Wie wählt man seine Rennrad-Pedale aus?

Als Garantie für Komfort, Sicherheit und Leistung sollten die Pedale sorgfältig ausgewählt werden. Heutzutage sind Plattformpedale im Straßenradsport nahezu verschwunden, wo automatische Pedale bevorzugt werden. Sie ermöglichen nicht nur die vollständige Kraftübertragung auf das Tretlager, sondern sind im Falle eines Sturzes auch deutlich gelenkschonender, da der Mechanismus entriegelt, wenn die Kräfte zu groß werden.

Die Standards

  • Gewinde* der Pedalachse: 9/16"
  • Montage von Cleats des Typs LOOK, SHIMANO, TIME oder SPEEDPLAY
  • Freiheitsgrad

Die Pedaltypen

Was das Gewinde betrifft, gibt es heute nur einen einzigen Standard, egal ob für ein MTB, ein Rennrad, ein Stadtrad oder ein BMX. Die Standardgewindestärke beträgt 9/16" (d. h. 14,28 mm Durchmesser).

Zunächst sei an einen wichtigen Hinweis zur Montage erinnert: Das Gewinde* ist an der linken Pedale umgekehrt. Achten Sie daher beim Aus- und Einbauen der Pedale darauf: Bei der rechten Pedale ist die Einschraubrichtung klassisch, also im Uhrzeigersinn, während sie bei der linken Pedale umgekehrt ist, also gegen den Uhrzeigersinn zum Festziehen.

Was den Cleat-Typ betrifft, findet man vor allem zwei Arten der Verbindung zwischen den Cleats und den Schuhen bei den im Straßenbereich gängigen Modellen: SPD SL oder Speedplay. Cleats vom Typ SPD SL Straße werden mit 3 Schrauben an Ihren Schuhen befestigt – das ist das am weitesten verbreitete System. Bei Speedplay handelt es sich um ein 4-Schrauben-System, das spezifische Schuhe erfordert, wenn Sie alle Vorteile nutzen möchten. Die Cleats werden jedoch stets mit Adaptern geliefert, um sie an SPD-Straßenschuhen zu montieren.

Seltener findet man auch das SPD-MTB-System, das im Straßenbereich montiert wird, wobei der Mechanismus der Pedale und damit die kompatiblen Cleats unterschiedlich sind. Die Montage der SPD-MTB-Cleats erfolgt mit 2 Schrauben nebeneinander.
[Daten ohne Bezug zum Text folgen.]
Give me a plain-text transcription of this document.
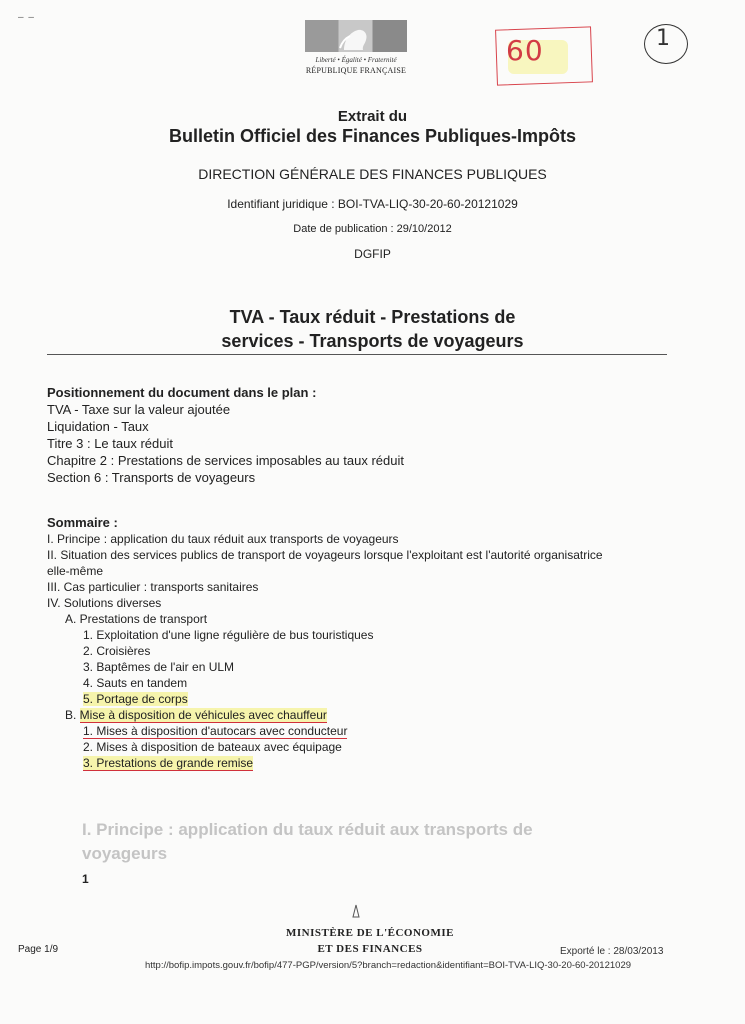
Liberté • Égalité • Fraternité
RÉPUBLIQUE FRANÇAISE
– –
60	1
Extrait du
Bulletin Officiel des Finances Publiques-Impôts
DIRECTION GÉNÉRALE DES FINANCES PUBLIQUES
Identifiant juridique : BOI-TVA-LIQ-30-20-60-20121029
Date de publication : 29/10/2012
DGFIP
TVA - Taux réduit - Prestations de
services - Transports de voyageurs
Positionnement du document dans le plan :
TVA - Taxe sur la valeur ajoutée
Liquidation - Taux
Titre 3 : Le taux réduit
Chapitre 2 : Prestations de services imposables au taux réduit
Section 6 : Transports de voyageurs
Sommaire :
I. Principe : application du taux réduit aux transports de voyageurs
II. Situation des services publics de transport de voyageurs lorsque l'exploitant est l'autorité organisatrice
elle-même
III. Cas particulier : transports sanitaires
IV. Solutions diverses
A. Prestations de transport
1. Exploitation d'une ligne régulière de bus touristiques
2. Croisières
3. Baptêmes de l'air en ULM
4. Sauts en tandem
5. Portage de corps
B. Mise à disposition de véhicules avec chauffeur
1. Mises à disposition d'autocars avec conducteur
2. Mises à disposition de bateaux avec équipage
3. Prestations de grande remise
I. Principe : application du taux réduit aux transports de
voyageurs
1
MINISTÈRE DE L'ÉCONOMIE
ET DES FINANCES
Page 1/9	Exporté le : 28/03/2013
http://bofip.impots.gouv.fr/bofip/477-PGP/version/5?branch=redaction&identifiant=BOI-TVA-LIQ-30-20-60-20121029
Schließlich wird bei automatischen Pedalen häufig von der Winkelfreiheit gesprochen. Obwohl die Schuhe an den Pedalen „eingeklickt" sind, ist es tatsächlich möglich, den Fuß seitlich zu bewegen, ohne den Schuh von seiner Befestigung zu lösen – je nach Ihren Einstellungen und den verwendeten Cleats. Dieses Rotationsmaß am Fuß wird als Winkelfreiheit bezeichnet.

Einige Hersteller wie Time bieten auch eine Anpassung des Q-Faktors von links nach rechts an, die sogenannte Seitenauslenkung.

Welche Pedale wählen?

Die Wahl zwischen den im Straßenbereich oder im MTB-Bereich verwendeten Systemen hängt direkt von Ihrer Fahrpraxis ab. Wenn Sie ausschließlich Cyclosport-Rennen fahren, bevorzugen Sie einen der beiden Standards, die ausschließlich im Straßenbereich verwendet werden. Für Radtouren oder Cyclocross ist der MTB-Standard eine gute Wahl.

Beim Freiheitsgrad ist es eine Frage des Kompromisses. Im Allgemeinen gilt: Je freier der Fuß ist, desto weniger setzen Sie sich Gelenkproblemen aus; je weniger frei er ist, desto besser ist die Kraftübertragung. Man sollte jedoch immer im Hinterkopf behalten, dass die Ursache von Schmerzen häufig zuerst auf eine fehlerhafte Positionseinstellung zurückzuführen ist.